Schaefer Caroline, Mann Rachael, Masters Elizabeth T, Cappelleri Joseph C, Daniel Shoshana R, Zlateva Gergana, McElroy Heather J, Chandran Arthi B, Adams Edgar H, Assaf Annlouise R, McNett Michael, Mease Philip, Silverman Stuart, Staud Roland

机构信息

Covance Market Access Services Inc, Gaithersburg, MD, U.S.A.
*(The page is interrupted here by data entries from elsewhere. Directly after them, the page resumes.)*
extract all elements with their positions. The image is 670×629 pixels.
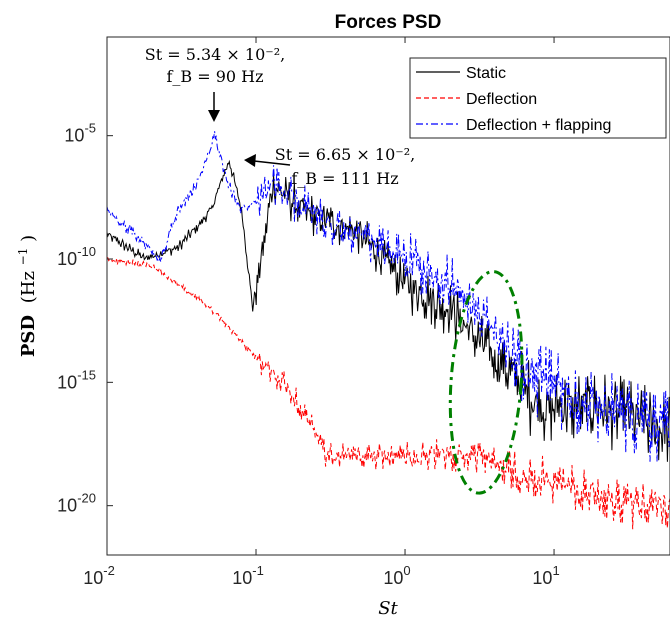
plot-area-frame: [106, 36, 670, 556]
x-tick-label: 101: [532, 563, 559, 588]
annotation-2-line1: St = 6.65 × 10⁻²,: [275, 145, 415, 164]
svg-text:PSD (Hz −1 ): PSD (Hz −1 ): [11, 235, 39, 357]
highlight-ellipse-layer: [448, 270, 524, 495]
y-tick-label: 10-15: [57, 367, 96, 392]
data-traces: [106, 131, 670, 530]
series-line-deflection-flapping: [106, 131, 670, 462]
series-line-static: [106, 159, 670, 462]
x-tick-label: 100: [383, 563, 410, 588]
x-tick-label: 10-2: [83, 563, 115, 588]
x-axis-label: St: [378, 598, 398, 619]
annotation-2-arrow-head: [244, 154, 256, 167]
highlight-ellipse: [448, 270, 524, 495]
chart-title: Forces PSD: [335, 12, 442, 33]
annotation-1-arrow-head: [208, 110, 220, 122]
legend-label-deflection: Deflection: [466, 91, 537, 108]
y-tick-label: 10-5: [64, 121, 96, 146]
annotation-1-line1: St = 5.34 × 10⁻²,: [145, 45, 285, 64]
annotation-2-line2: f_B = 111 Hz: [291, 169, 398, 188]
y-axis-label-unit-exp: −1: [16, 248, 30, 266]
y-tick-label: 10-10: [57, 244, 96, 269]
annotations: St = 5.34 × 10⁻², f_B = 90 Hz St = 6.65 …: [145, 45, 415, 188]
y-axis-label: PSD (Hz −1 ): [11, 235, 39, 357]
y-axis-label-main: PSD: [18, 315, 39, 357]
x-tick-label: 10-1: [232, 563, 264, 588]
y-axis-label-unit: (Hz: [18, 271, 39, 303]
legend: Static Deflection Deflection + flapping: [409, 57, 667, 139]
axis-ticks: 10-2 10-1 100 101 10-5 10-10 10-15 10-20: [57, 37, 560, 588]
y-tick-label: 10-20: [57, 491, 96, 516]
legend-label-deflection-flapping: Deflection + flapping: [466, 117, 611, 134]
annotation-2-arrow-shaft: [253, 160, 291, 166]
legend-label-static: Static: [466, 65, 506, 82]
annotation-1-line2: f_B = 90 Hz: [166, 67, 263, 86]
y-axis-label-unit-close: ): [18, 235, 39, 242]
series-line-deflection: [106, 256, 670, 530]
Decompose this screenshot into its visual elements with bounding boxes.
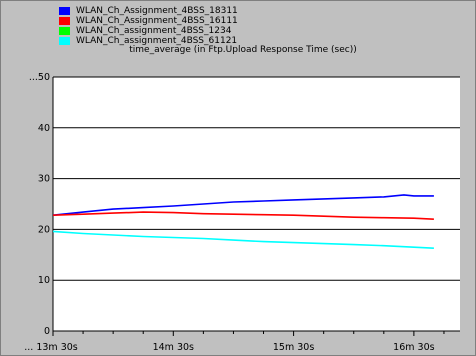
series-line-0 [52, 194, 434, 216]
legend: WLAN_Ch_Assignment_4BSS_18311 WLAN_Ch_As… [59, 6, 459, 46]
legend-label: WLAN_Ch_Assignment_4BSS_18311 [76, 6, 238, 16]
legend-item: WLAN_Ch_assignment_4BSS_61121 [59, 36, 459, 46]
y-tick-label: 30 [38, 174, 50, 185]
x-tick-label: ... 13m 30s [24, 342, 78, 353]
legend-item: WLAN_Ch_assignment_4BSS_1234 [59, 26, 459, 36]
x-tick-label: 16m 30s [393, 342, 434, 353]
x-tick-label: 14m 30s [153, 342, 194, 353]
series-line-3 [52, 230, 434, 249]
y-tick-label: 20 [38, 224, 50, 235]
legend-swatch-red [59, 17, 70, 25]
y-tick-label: 0 [44, 326, 50, 337]
y-tick-label: ...50 [29, 72, 50, 83]
legend-swatch-cyan [59, 37, 70, 45]
legend-item: WLAN_Ch_Assignment_4BSS_18311 [59, 6, 459, 16]
x-tick-label: 15m 30s [273, 342, 314, 353]
series-line-1 [52, 211, 434, 220]
legend-swatch-green [59, 27, 70, 35]
legend-item: WLAN_Ch_Assignment_4BSS_16111 [59, 16, 459, 26]
chart-title: time_average (in Ftp.Upload Response Tim… [129, 45, 357, 55]
legend-label: WLAN_Ch_assignment_4BSS_1234 [76, 26, 232, 36]
y-tick-label: 40 [38, 123, 50, 134]
y-tick-label: 10 [38, 275, 50, 286]
legend-label: WLAN_Ch_assignment_4BSS_61121 [76, 36, 238, 46]
plot-background [53, 77, 460, 331]
legend-label: WLAN_Ch_Assignment_4BSS_16111 [76, 16, 238, 26]
legend-swatch-blue [59, 7, 70, 15]
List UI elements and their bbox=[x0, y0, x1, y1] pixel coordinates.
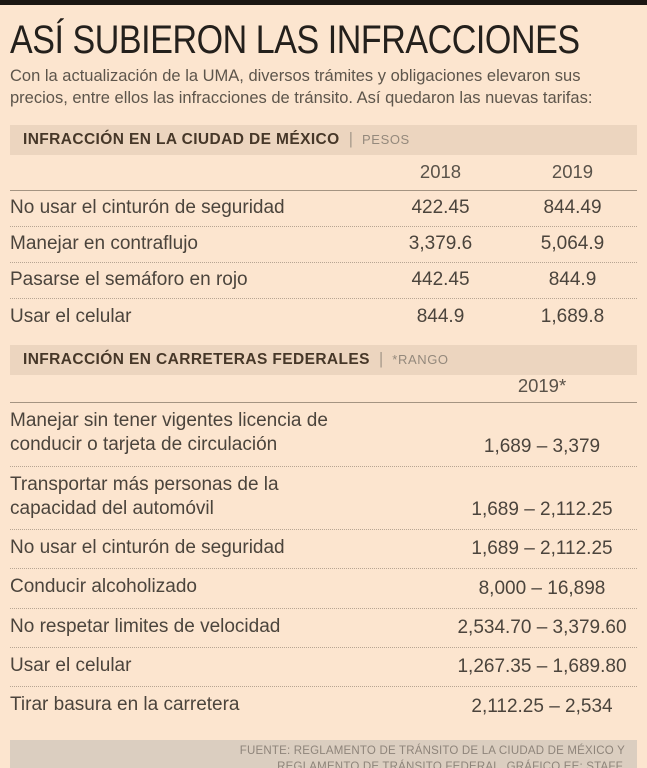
value-range: 1,689 – 2,112.25 bbox=[471, 499, 613, 521]
table-row: Usar el celular 1,267.35 – 1,689.80 bbox=[10, 648, 637, 688]
top-rule bbox=[0, 0, 647, 5]
row-label: Manejar sin tener vigentes licencia de c… bbox=[10, 409, 328, 456]
table-row: No respetar limites de velocidad 2,534.7… bbox=[10, 609, 637, 649]
source-text: FUENTE: REGLAMENTO DE TRÁNSITO DE LA CIU… bbox=[225, 743, 625, 768]
source-line-1: FUENTE: REGLAMENTO DE TRÁNSITO DE LA CIU… bbox=[239, 744, 625, 757]
table-row: No usar el cinturón de seguridad 422.45 … bbox=[10, 191, 637, 227]
cdmx-table-header: 2018 2019 bbox=[10, 155, 637, 191]
intro-text: Con la actualización de la UMA, diversos… bbox=[10, 67, 593, 107]
table-row: Tirar basura en la carretera 2,112.25 – … bbox=[10, 687, 637, 725]
value-2019: 5,064.9 bbox=[540, 233, 605, 255]
section-header-federal: INFRACCIÓN EN CARRETERAS FEDERALES | *RA… bbox=[10, 344, 637, 375]
source-line-2: REGLAMENTO DE TRÁNSITO FEDERAL. GRÁFICO … bbox=[277, 760, 625, 768]
value-2019: 1,689.8 bbox=[540, 305, 605, 327]
value-2018: 442.45 bbox=[411, 269, 470, 291]
table-row: Manejar en contraflujo 3,379.6 5,064.9 bbox=[10, 227, 637, 263]
section-unit: *RANGO bbox=[392, 352, 449, 368]
column-2019: 2019 bbox=[551, 160, 594, 182]
row-label: Usar el celular bbox=[10, 305, 132, 327]
page-title-text: ASÍ SUBIERON LAS INFRACCIONES bbox=[10, 18, 580, 62]
divider-bar: | bbox=[348, 128, 354, 148]
cdmx-table: No usar el cinturón de seguridad 422.45 … bbox=[10, 191, 637, 335]
section-unit: PESOS bbox=[362, 132, 410, 148]
column-2018: 2018 bbox=[419, 160, 462, 182]
table-row: No usar el cinturón de seguridad 1,689 –… bbox=[10, 530, 637, 570]
row-label: Pasarse el semáforo en rojo bbox=[10, 269, 248, 291]
source-band: FUENTE: REGLAMENTO DE TRÁNSITO DE LA CIU… bbox=[10, 739, 637, 768]
federal-table: Manejar sin tener vigentes licencia de c… bbox=[10, 403, 637, 726]
row-label: Usar el celular bbox=[10, 655, 132, 677]
divider-bar: | bbox=[378, 348, 384, 368]
section-header-cdmx: INFRACCIÓN EN LA CIUDAD DE MÉXICO | PESO… bbox=[10, 124, 637, 155]
table-row: Transportar más personas de la capacidad… bbox=[10, 467, 637, 531]
value-2018: 844.9 bbox=[416, 305, 465, 327]
table-row: Manejar sin tener vigentes licencia de c… bbox=[10, 403, 637, 467]
row-label: Manejar en contraflujo bbox=[10, 233, 198, 255]
row-label: Conducir alcoholizado bbox=[10, 576, 197, 598]
value-2019: 844.49 bbox=[543, 197, 602, 219]
value-2019: 844.9 bbox=[548, 269, 597, 291]
row-label: Transportar más personas de la capacidad… bbox=[10, 473, 279, 519]
value-range: 1,689 – 2,112.25 bbox=[471, 538, 613, 560]
value-range: 2,112.25 – 2,534 bbox=[471, 695, 613, 717]
value-range: 1,689 – 3,379 bbox=[483, 435, 601, 457]
row-label: Tirar basura en la carretera bbox=[10, 694, 240, 716]
table-row: Usar el celular 844.9 1,689.8 bbox=[10, 299, 637, 335]
column-2019-range: 2019* bbox=[517, 374, 567, 396]
section-title: INFRACCIÓN EN CARRETERAS FEDERALES bbox=[23, 350, 370, 368]
value-range: 2,534.70 – 3,379.60 bbox=[457, 617, 627, 639]
value-range: 8,000 – 16,898 bbox=[478, 577, 606, 599]
value-2018: 3,379.6 bbox=[408, 233, 473, 255]
table-row: Conducir alcoholizado 8,000 – 16,898 bbox=[10, 569, 637, 609]
federal-table-header: 2019* bbox=[10, 375, 637, 403]
section-title: INFRACCIÓN EN LA CIUDAD DE MÉXICO bbox=[23, 130, 340, 148]
row-label: No respetar limites de velocidad bbox=[10, 615, 281, 637]
value-range: 1,267.35 – 1,689.80 bbox=[457, 656, 627, 678]
row-label: No usar el cinturón de seguridad bbox=[10, 537, 285, 559]
table-row: Pasarse el semáforo en rojo 442.45 844.9 bbox=[10, 263, 637, 299]
page-title: ASÍ SUBIERON LAS INFRACCIONES bbox=[10, 18, 637, 62]
value-2018: 422.45 bbox=[411, 197, 470, 219]
row-label: No usar el cinturón de seguridad bbox=[10, 197, 285, 219]
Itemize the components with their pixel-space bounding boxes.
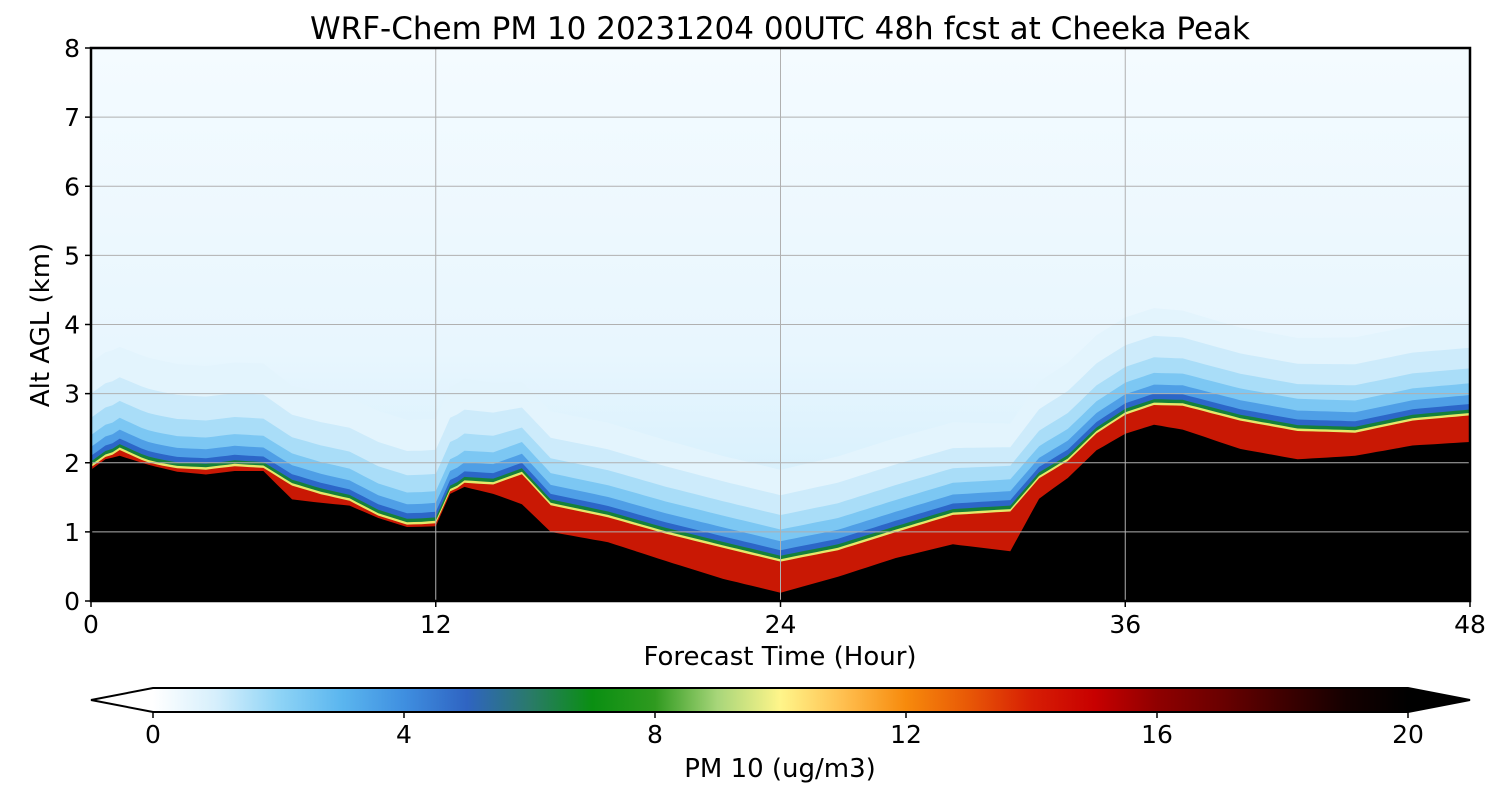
plot-area bbox=[91, 48, 1470, 601]
colorbar-gradient-bar bbox=[153, 688, 1408, 712]
colorbar-low-extension bbox=[91, 688, 153, 712]
y-tick-label: 4 bbox=[64, 311, 80, 340]
colorbar-label: PM 10 (ug/m3) bbox=[684, 754, 876, 784]
y-tick-label: 2 bbox=[64, 449, 80, 478]
grid-lines bbox=[91, 48, 1470, 601]
colorbar: 0 4 8 12 16 20 PM 10 (ug/m3) bbox=[90, 687, 1471, 784]
y-tick-label: 0 bbox=[64, 587, 80, 616]
colorbar-tick-label: 16 bbox=[1141, 720, 1173, 749]
x-tick-label: 24 bbox=[765, 610, 797, 639]
x-tick-label: 0 bbox=[83, 610, 99, 639]
x-tick-label: 48 bbox=[1454, 610, 1486, 639]
y-axis: 0 1 2 3 4 5 6 7 8 bbox=[64, 34, 91, 616]
y-tick-label: 6 bbox=[64, 172, 80, 201]
y-axis-label: Alt AGL (km) bbox=[26, 243, 56, 407]
colorbar-tick-label: 20 bbox=[1392, 720, 1424, 749]
y-tick-label: 8 bbox=[64, 34, 80, 63]
x-axis: 0 12 24 36 48 bbox=[83, 601, 1486, 639]
colorbar-ticks: 0 4 8 12 16 20 bbox=[145, 712, 1424, 749]
chart-title: WRF-Chem PM 10 20231204 00UTC 48h fcst a… bbox=[310, 11, 1250, 47]
y-tick-label: 5 bbox=[64, 241, 80, 270]
colorbar-tick-label: 8 bbox=[647, 720, 663, 749]
x-axis-label: Forecast Time (Hour) bbox=[643, 642, 916, 672]
colorbar-tick-label: 12 bbox=[890, 720, 922, 749]
colorbar-tick-label: 0 bbox=[145, 720, 161, 749]
y-tick-label: 3 bbox=[64, 380, 80, 409]
x-tick-label: 12 bbox=[420, 610, 452, 639]
colorbar-tick-label: 4 bbox=[396, 720, 412, 749]
x-tick-label: 36 bbox=[1109, 610, 1141, 639]
colorbar-high-extension bbox=[1408, 688, 1470, 712]
y-tick-label: 7 bbox=[64, 103, 80, 132]
y-tick-label: 1 bbox=[64, 518, 80, 547]
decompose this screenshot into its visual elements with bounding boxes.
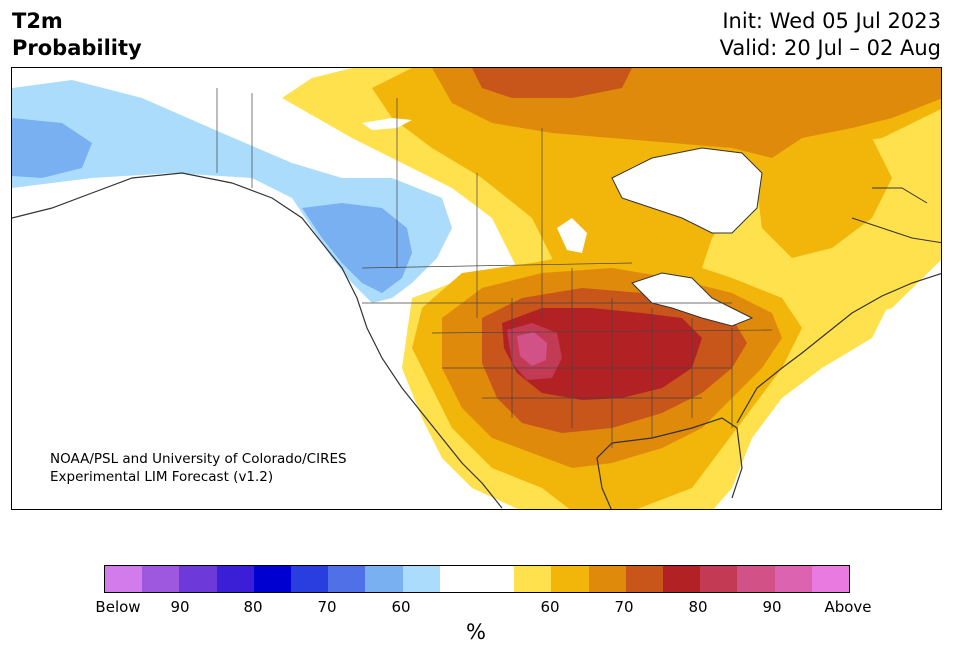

Covance Market Access Services Inc, San Diego, CA, U.S.A.

出版信息

Pain Pract. 2016 Jun;16(5):565-79. doi: 10.1111/papr.12302. Epub 2015 May 16.

Abstract

BACKGROUND/PURPOSE: Little information exists on the comparative patient and economic burden of chronic widespread pain (CWP) and fibromyalgia (FM) in the United States.

METHODS

This multistage, observational study included an online screening survey of a large geographically diverse US sample to assess CWP status, a physician/site visit to determine FM diagnosis, and an online subject questionnaire to capture clinical characteristics, pain, health status, functioning, sleep, healthcare resource use (HRU), productivity, and costs. Based on the screener and physician evaluation, mutually exclusive groups of subjects without CWP (CWP-), with CWP but without FM (CWP+), and with confirmed FM were identified.

RESULTS

Disease burden was examined in 472 subjects (125 CWP-, 176 CWP+, 171 FM). Age, race, and ethnicity were similar across groups. Mean body mass index and number of comorbidities increased from CWP- to CWP+ to FM (P = 0.0044, P < 0.0001, respectively). From CWP- to CWP+ to FM, there were reductions in health status (EQ-5D, SF-12) and sleep outcomes (MOS-SS, SSQ) (all P < 0.05). Pain severity, interference with function (BPI-SF), and overall work impairment (WPAI:SHP) increased from CWP- to CWP+ to FM (all P < 0.0001). Higher proportions of CWP+ (52.8%) and FM subjects (62.6%) were taking pain-related prescription medications relative to CWP- subjects (32.8%; P < 0.0001). Significant differences in total direct and indirect costs across the three groups (both P < 0.0001) were observed, with highest costs among FM subjects.

CONCLUSION

Fibromyalgia subjects were characterized by the greatest disease burden with more comorbidities and pain-related medications, poorer health status, function, sleep, lower productivity, and higher costs.

摘要

背景/目的:在美国,关于慢性广泛性疼痛(CWP)和纤维肌痛(FM)相对的患者负担和经济负担的信息较少。

方法

这项多阶段观察性研究包括对美国一个地理分布广泛的大样本进行在线筛查调查,以评估CWP状况;进行医师/现场访视以确定FM诊断;以及通过在线受试者问卷来获取临床特征、疼痛、健康状况、功能、睡眠、医疗资源使用(HRU)、生产力和成本。根据筛查结果和医师评估,确定了相互排斥的几组受试者:无CWP(CWP-)、有CWP但无FM(CWP+)以及确诊为FM的受试者。

结果

对472名受试者(125名CWP-、176名CWP+、171名FM)的疾病负担进行了检查。各组之间的年龄、种族和民族相似。平均体重指数和合并症数量从CWP-到CWP+再到FM逐渐增加(P分别为0.0044、P<0.0001)。从CWP-到CWP+再到FM,健康状况(EQ-5D、SF-12)和睡眠结果(MOS-SS、SSQ)均有所下降(所有P<0.05)。疼痛严重程度、对功能的干扰(BPI-SF)和总体工作障碍(WPAI:SHP)从CWP-到CWP+再到FM逐渐增加(所有P<0.0001)。与CWP-受试者(32.8%)相比,CWP+受试者(52.8%)和FM受试者(62.6%)中服用与疼痛相关的处方药的比例更高(P<0.0001)。观察到三组之间的直接和间接总成本存在显著差异(两者P<0.0001),FM受试者的成本最高。

结论

纤维肌痛受试者的疾病负担最重,合并症和与疼痛相关的药物更多,健康状况、功能、睡眠较差,生产力较低,成本较高。